Students reflect on the many factors that affect diversity

Alli Kolick

Iowa State’s diversity statement includes many different factors that involve diversity, but it may be too broad of a definition to convince the diverse populations on campus that the university understands diversity.

“Diversity means different religions, different traditions, different cultures, different ways people think and the way they live,” said Nicolas Dagna, graduate in agronomy and president of MATES.

This is only one interpretation of diversity. Dagna said he felt that even within the Latino community and culture the definition of diversity differed. 

“Diversity is something that can’t be limited to geographic location,” said Ben Peterson, freshman in English and brother of Sigma Lambda Beta, a Latino-based multicultural fraternity.

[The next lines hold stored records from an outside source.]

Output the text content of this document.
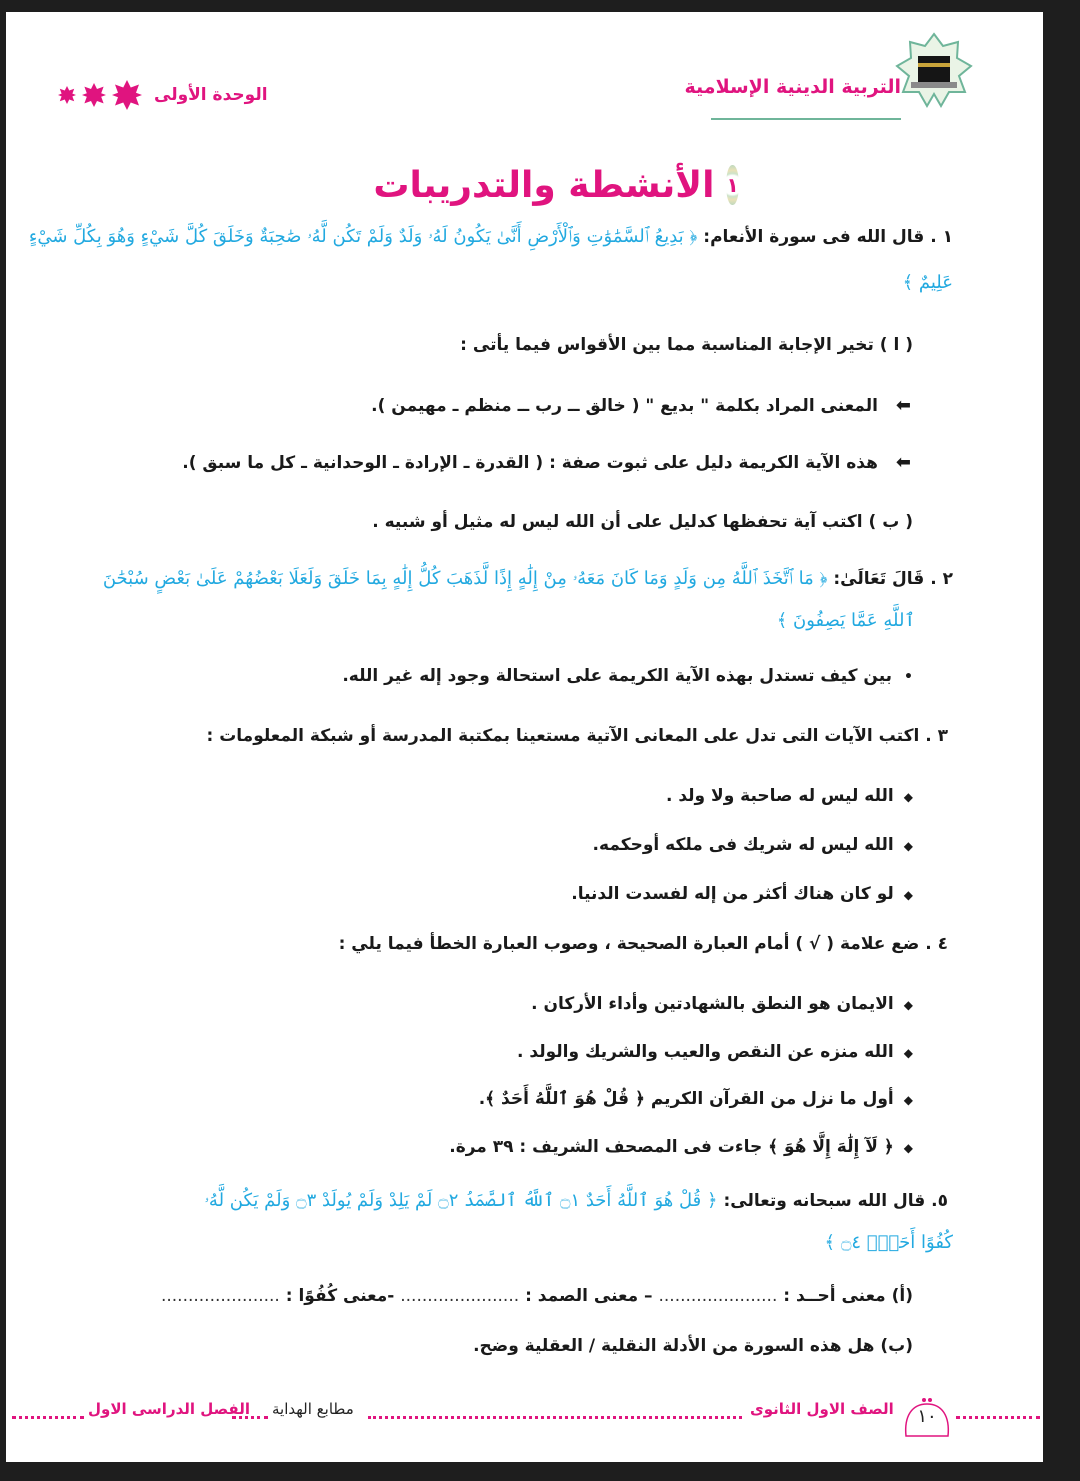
التربية الدينية الإسلامية
الوحدة الأولى
١
الأنشطة والتدريبات
١ . قال الله فى سورة الأنعام: ﴿ بَدِيعُ ٱلسَّمَٰوَٰتِ وَٱلْأَرْضِ أَنَّىٰ يَكُونُ لَهُۥ وَلَدٌ وَلَمْ تَكُن لَّهُۥ صَٰحِبَةٌ وَخَلَقَ كُلَّ شَيْءٍ وَهُوَ بِكُلِّ شَيْءٍ
عَلِيمٌ ﴾
( ا ) تخير الإجابة المناسبة مما بين الأقواس فيما يأتى :
⬅المعنى المراد بكلمة " بديع " ( خالق ــ رب ــ منظم ـ مهيمن ).
⬅هذه الآية الكريمة دليل على ثبوت صفة : ( القدرة ـ الإرادة ـ الوحدانية ـ كل ما سبق ).
( ب ) اكتب آية تحفظها كدليل على أن الله ليس له مثيل أو شبيه .
٢ . قَالَ تَعَالَىٰ: ﴿ مَا ٱتَّخَذَ ٱللَّهُ مِن وَلَدٍ وَمَا كَانَ مَعَهُۥ مِنْ إِلَٰهٍ إِذًا لَّذَهَبَ كُلُّ إِلَٰهٍ بِمَا خَلَقَ وَلَعَلَا بَعْضُهُمْ عَلَىٰ بَعْضٍ سُبْحَٰنَ
ٱللَّهِ عَمَّا يَصِفُونَ ﴾
•بين كيف تستدل بهذه الآية الكريمة على استحالة وجود إله غير الله.
٣ . اكتب الآيات التى تدل على المعانى الآتية مستعينا بمكتبة المدرسة أو شبكة المعلومات :
◆الله ليس له صاحبة ولا ولد .
◆الله ليس له شريك فى ملكه أوحكمه.
◆لو كان هناك أكثر من إله لفسدت الدنيا.
٤ . ضع علامة ( √ ) أمام العبارة الصحيحة ، وصوب العبارة الخطأ فيما يلي :
◆الايمان هو النطق بالشهادتين وأداء الأركان .
◆الله منزه عن النقص والعيب والشريك والولد .
◆أول ما نزل من القرآن الكريم ﴿ قُلْ هُوَ ٱللَّهُ أَحَدٌ ﴾.
◆﴿ لَآ إِلَٰهَ إِلَّا هُوَ ﴾ جاءت فى المصحف الشريف : ٣٩ مرة.
٥. قال الله سبحانه وتعالى: ﴿ قُلْ هُوَ ٱللَّهُ أَحَدٌ ۝١ ٱللَّهُ ٱلصَّمَدُ ۝٢ لَمْ يَلِدْ وَلَمْ يُولَدْ ۝٣ وَلَمْ يَكُن لَّهُۥ
كُفُوًا أَحَدٌۢ ۝٤ ﴾
(أ) معنى أحــد : ...................... – معنى الصمد : ...................... -معنى كُفُوًا : ......................
(ب) هل هذه السورة من الأدلة النقلية / العقلية وضح.
الفصل الدراسى الاول مطابع الهداية	الصف الاول الثانوى	١٠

These definitions are subject to influence by location, origin, culture, religion, language, traditions and self-identity. With all of the possible variations of the meaning of the word, it seems difficult to represent all of the diversity on campus.

While Peterson said he felt that diversity shouldn’t only focus on location, Dagna said he felt that location had a lot to do with one’s individual definition of diversity.

The group MATES represents students from Argentina, Chile and Uruguay because they all share a similar culture. Dagna said that the name “MATES” comes from a tea called Mate that the Argentinian, Chilean and Uruguayan people share as part of their culture.

This is an example of why these three cultures were chosen to be represented in one organization since their cultures are so closely intertwined. However, not all Latino communities feel that their cultures are so close in resemblance.

Dagna said that in the history of Latin America and South America, different regions had different experiences with the immigrants or settlers that were coming over from Europe, which had a large effect on the future of the different regions’ cultures.

History plays an important role of defining diversity in a culture. Despite having a shared history, cultures can still have a different take on the meaning of diversity.